I agree with nathanb, assuming the goal here is to find something as close as possible. That doesn't mean absolutely nothing in classical sounds even remotely similar - we could perhaps recommend some classical music based on the fact that you like those, but the connections are probably going to be rather feeble. Is the goal to get into classical here, or just find anything similar? And what classical are you familiar with?


----------



## Molkofan (Apr 26, 2015)

@Dim7 @nathanb
Hmm... you're propably right. Maybe I'll try somewhere else, thanks.

@Dim7
I'd like to get more into classical music. So far i have been listening to Bach, Corelli, Albinoni, and some random stuff from every century(but my main focus was on baroque).

Now I'm looking for something new, and i really liked the pieces from Fate/Stay Night and I was hoping to find something similar. I'm looking for something gentle, with not much dynamism and a slow tempo. Something a bit... sublime with pathos(my english isn't good enough).

Maybe something from choral music like this:










But it would be great to find some orchestral music similar to those.


----------



## Dim7 (Apr 24, 2009)

I have a feeling that you might like Ralph Vaughan Williams' 5th symphony:


















Or Wagner's Parsifal Overture:


----------



## Blancrocher (Jul 6, 2013)

Molkofan said:


> Hello!
> 
> I'm looking for pieces/works similar to the music from Fate/Stay Night(anime):
> 
> I chose the best ones in my opinion:


Try Erik Satie:


----------



## norman bates (Aug 18, 2010)

Molkofan said:


> @Dim7 @nathanb
> Hmm... you're propably right.
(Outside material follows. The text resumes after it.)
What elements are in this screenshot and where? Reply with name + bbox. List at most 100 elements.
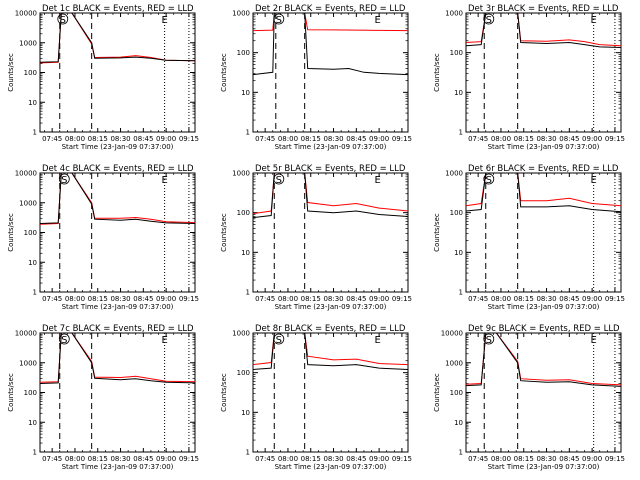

Maybe I'll try somewhere else, thanks.
> 
> @Dim7
> ...


It's pretty clear what you're looking for very melodic music with no harsh dissonances and with a melancholic or nostalgic and crepuscular quality.
Talking about classical music, I don't know how much of it you know and I'm far from being an expert, so I'll start with some very well known examples, so excuse me if you know already the music.
Rachmaninov's All night vigil (also known as the Vespers) is as sublime as it gets considering choral music:









considering you've posted Palestrina another example could be the Missa pro defunctis of Orlando di Lasso (or Lassus)
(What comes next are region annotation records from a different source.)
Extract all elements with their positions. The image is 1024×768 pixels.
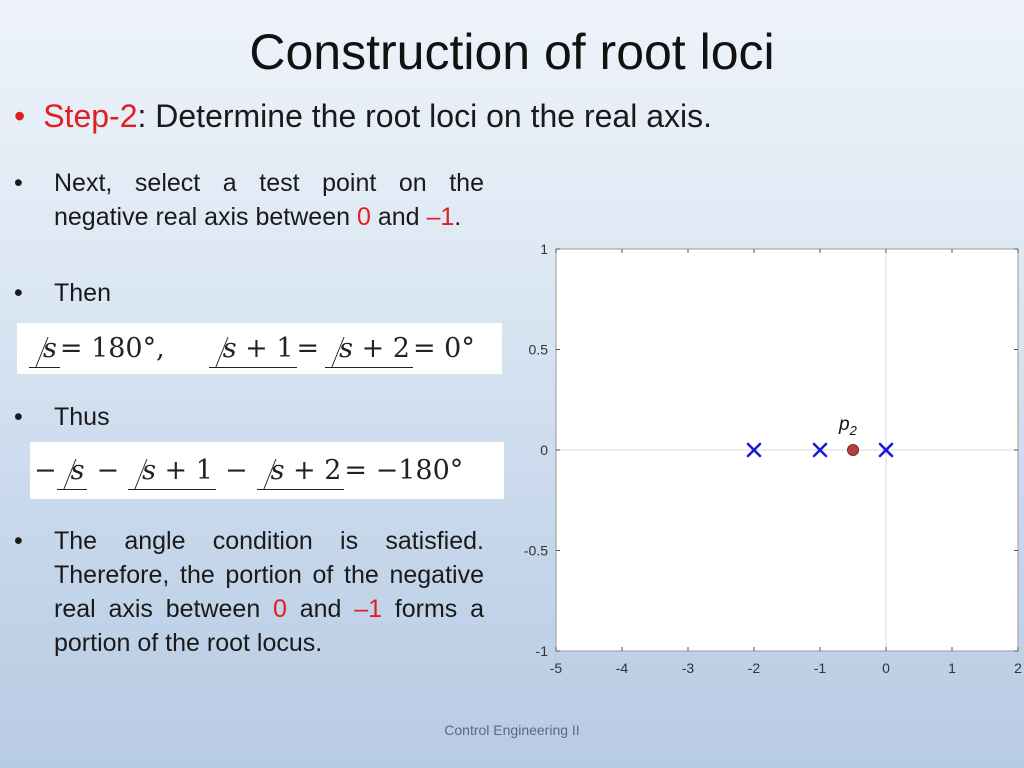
highlight-zero: 0 bbox=[356, 203, 371, 231]
x-tick-label: 2 bbox=[1014, 660, 1022, 676]
bullet-text: Thus bbox=[54, 403, 110, 431]
bullet-marker: • bbox=[14, 169, 23, 197]
bullet-text: The angle condition is satisfied. Theref… bbox=[54, 527, 484, 623]
pole-x-marker bbox=[812, 442, 828, 458]
test-point-marker bbox=[847, 444, 859, 456]
angle-symbol: s + 1 bbox=[128, 455, 216, 490]
x-tick-label: 0 bbox=[882, 660, 890, 676]
bullet-thus: • Thus bbox=[14, 400, 484, 434]
bullet-text: forms a portion of the root locus. bbox=[54, 595, 484, 657]
highlight-zero: 0 bbox=[273, 595, 287, 623]
highlight-minus-one: –1 bbox=[426, 203, 455, 231]
y-tick-label: 1 bbox=[540, 241, 548, 257]
angle-symbol: s bbox=[56, 455, 88, 490]
bullet-next: • Next, select a test point on the negat… bbox=[14, 166, 484, 234]
step-label: Step-2 bbox=[43, 98, 138, 134]
step-heading: • Step-2: Determine the root loci on the … bbox=[14, 96, 712, 136]
x-tick-label: -1 bbox=[814, 660, 827, 676]
equation-angles-individual: s = 180°, s + 1 = s + 2 = 0° bbox=[17, 323, 502, 374]
pole-x-marker bbox=[878, 442, 894, 458]
bullet-conclusion: • The angle condition is satisfied. Ther… bbox=[14, 524, 484, 660]
equation-term: = 180°, bbox=[59, 333, 165, 364]
bullet-marker: • bbox=[14, 98, 26, 134]
angle-symbol: s bbox=[29, 333, 60, 368]
y-tick-label: 0 bbox=[540, 442, 548, 458]
x-tick-label: -2 bbox=[748, 660, 761, 676]
angle-symbol: s + 2 bbox=[256, 455, 345, 490]
x-tick-label: 1 bbox=[948, 660, 956, 676]
bullet-text: and bbox=[286, 595, 355, 623]
bullet-marker: • bbox=[14, 403, 23, 431]
slide-title: Construction of root loci bbox=[249, 24, 775, 80]
highlight-minus-one: –1 bbox=[354, 595, 383, 623]
equation-term: = −180° bbox=[344, 455, 464, 486]
bullet-text: Then bbox=[54, 279, 111, 307]
equation-term: − bbox=[224, 455, 248, 486]
y-tick-label: 0.5 bbox=[529, 342, 549, 358]
equation-term: − bbox=[96, 455, 120, 486]
bullet-marker: • bbox=[14, 279, 23, 307]
y-tick-label: -0.5 bbox=[524, 543, 548, 559]
pole-x-marker bbox=[746, 442, 762, 458]
x-tick-label: -3 bbox=[682, 660, 695, 676]
equation-term: = 0° bbox=[412, 333, 475, 364]
test-point-label: p2 bbox=[838, 414, 858, 438]
x-tick-label: -4 bbox=[616, 660, 629, 676]
equation-term: − bbox=[34, 455, 57, 486]
angle-symbol: s + 1 bbox=[208, 333, 297, 368]
x-tick-label: -5 bbox=[550, 660, 563, 676]
footer-text: Control Engineering II bbox=[444, 722, 580, 738]
angle-symbol: s + 2 bbox=[325, 333, 413, 368]
bullet-text: Next, select a test point on the negativ… bbox=[54, 169, 484, 231]
bullet-text: . bbox=[454, 203, 462, 231]
bullet-text: and bbox=[370, 203, 427, 231]
bullet-then: • Then bbox=[14, 276, 484, 310]
step-description: : Determine the root loci on the real ax… bbox=[137, 98, 712, 134]
equation-angle-condition: − s − s + 1 − s + 2 = −180° bbox=[30, 442, 504, 499]
equation-term: = bbox=[296, 333, 320, 364]
y-tick-label: -1 bbox=[536, 643, 549, 659]
bullet-marker: • bbox=[14, 527, 23, 555]
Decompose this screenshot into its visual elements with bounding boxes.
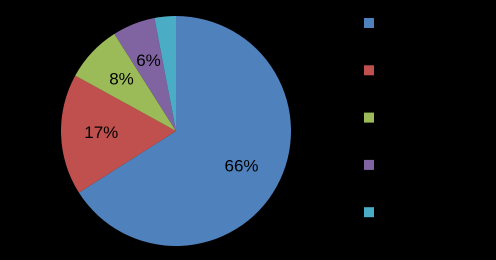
data-label: 66% [224,156,258,175]
data-label: 6% [136,51,161,70]
legend-swatch [364,112,374,123]
pie-slice [154,16,176,131]
pie-slice [61,75,176,193]
pie-slice [78,16,292,247]
legend-swatch [364,159,374,170]
data-label: 17% [84,123,118,142]
pie-slice [75,33,176,131]
data-label: 8% [109,69,134,88]
legend-swatch [364,18,374,28]
legend-swatch [364,207,374,218]
pie-slice [114,18,176,132]
legend-swatch [364,65,374,76]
two classic slow pieces of the twentieth century
Mahler's Adagietto from the fifth symphony





Barber's Adagio





Faure's Pavane




and his Sicilienne





Biber's Passacaglia





Finzi (he's a composer you should probably explore) - Eclogue





or from his cello concerto


----------



## norman bates (Aug 18, 2010)

said that, if I have to mention music in a similar vein to that you've posted, I'd look more for musicians outside the classical world but with classical and minimalist influences, like Michael Jones, Penguin Cafè Orchestra, Colleen, Harold Budd (well, he could be considered a classical composer), Black tape for a blue girl, Constance Denby and similar things.
some example:


----------



## Dim7 (Apr 24, 2009)

Delius maybe? 





Or Sibelius?


----------



## Molkofan (Apr 26, 2015)

Wow! Thank you!!! I did not expect so many answers  I'm very greatfull.

@Dim7




 - I really like sibelius. Especially this piece, thanks!
Delius is great too. I'll have to listen to other works of those two composers. I think that it is something i'll be listening to for a long time.
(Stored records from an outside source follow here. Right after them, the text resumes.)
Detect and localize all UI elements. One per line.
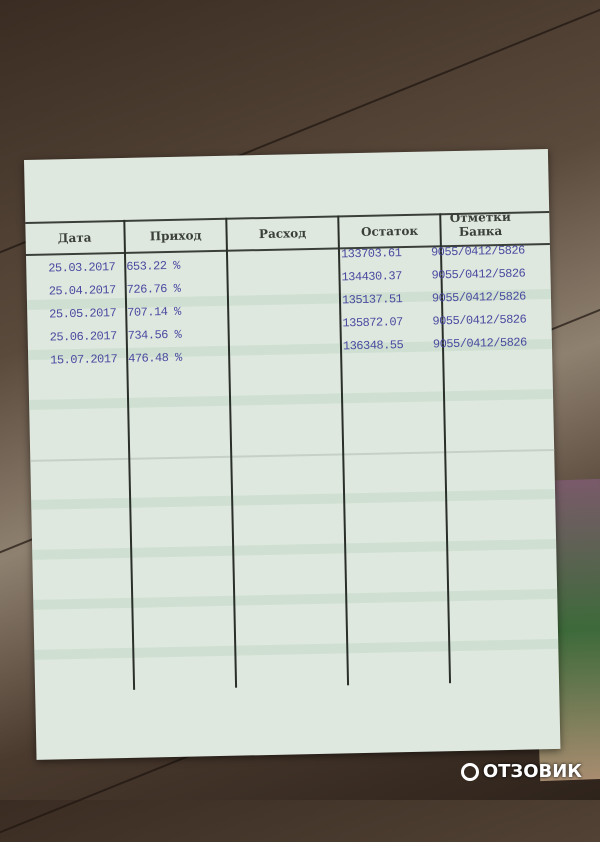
watermark-text: ОТЗОВИК	[482, 761, 582, 782]
page-fold	[30, 448, 555, 462]
row-bank-mark: 9055/0412/5826	[431, 266, 526, 283]
row-income: 726.76 %	[126, 281, 181, 297]
row-date: 25.03.2017	[48, 260, 116, 276]
row-balance: 133703.61	[340, 246, 402, 262]
watermark-logo-icon	[460, 762, 479, 781]
watermark: ОТЗОВИК	[460, 761, 582, 782]
row-bank-mark: 9055/0412/5826	[431, 289, 526, 306]
page-stripe	[33, 588, 558, 610]
row-income: 734.56 %	[127, 327, 182, 343]
header-income: Приход	[149, 228, 202, 244]
page-stripe	[32, 538, 557, 560]
row-bank-mark: 9055/0412/5826	[430, 243, 525, 260]
row-date: 25.04.2017	[48, 283, 116, 299]
row-income: 707.14 %	[127, 304, 181, 320]
header-bank-marks: Отметки Банка	[449, 209, 511, 239]
page-stripe	[31, 488, 556, 510]
row-balance: 135872.07	[342, 315, 403, 331]
column-divider	[337, 215, 350, 686]
row-balance: 136348.55	[342, 338, 404, 354]
row-bank-mark: 9055/0412/5826	[432, 312, 527, 329]
row-date: 15.07.2017	[50, 352, 118, 368]
row-income: 653.22 %	[126, 258, 181, 274]
row-income: 476.48 %	[128, 350, 182, 366]
page-stripe	[29, 388, 554, 410]
page-stripe	[34, 638, 559, 660]
row-balance: 135137.51	[341, 292, 403, 308]
row-date: 25.06.2017	[49, 329, 117, 345]
row-balance: 134430.37	[341, 269, 402, 285]
header-balance: Остаток	[360, 223, 419, 239]
header-date: Дата	[57, 230, 92, 246]
header-expense: Расход	[258, 226, 307, 242]
passbook-rows: 25.03.2017 653.22 % 133703.61 9055/0412/582…	[24, 149, 548, 368]
passbook-page: Дата Приход Расход Остаток Отметки Банка…	[24, 149, 561, 760]
column-divider	[439, 213, 452, 684]
row-bank-mark: 9055/0412/5826	[432, 335, 527, 352]
column-divider	[225, 217, 238, 688]
row-date: 25.05.2017	[49, 306, 117, 322]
You were right about Ralph Vaughan Williams' 5th symphony, but i think sibellius is a bit better. But i just listened to it one or two times, so i need some time to listen to them carefully 

@Blancrocher




 Erik Satie - great. It is a good piece to listen to during work, but for me it could be a little more emotional 

@norman bates




 this one is pretty amazing, magical i would say 

Rachmaniov - wow! i'm impressed.




This is so... gentle. It almost bring tears.

Biber's Passacaglia




 - a bit different than the others, very interesting



norman bates said:


> Finzi (he's a composer you should probably explore) - Eclogue


Definitely!

It's been a week and i still didn't have enough time to listen carefully to all of the music you've posted. But i think that this would take me much more than a month to explore music from all of the composers you've mentioned.
Once again - wow! Thank you


----------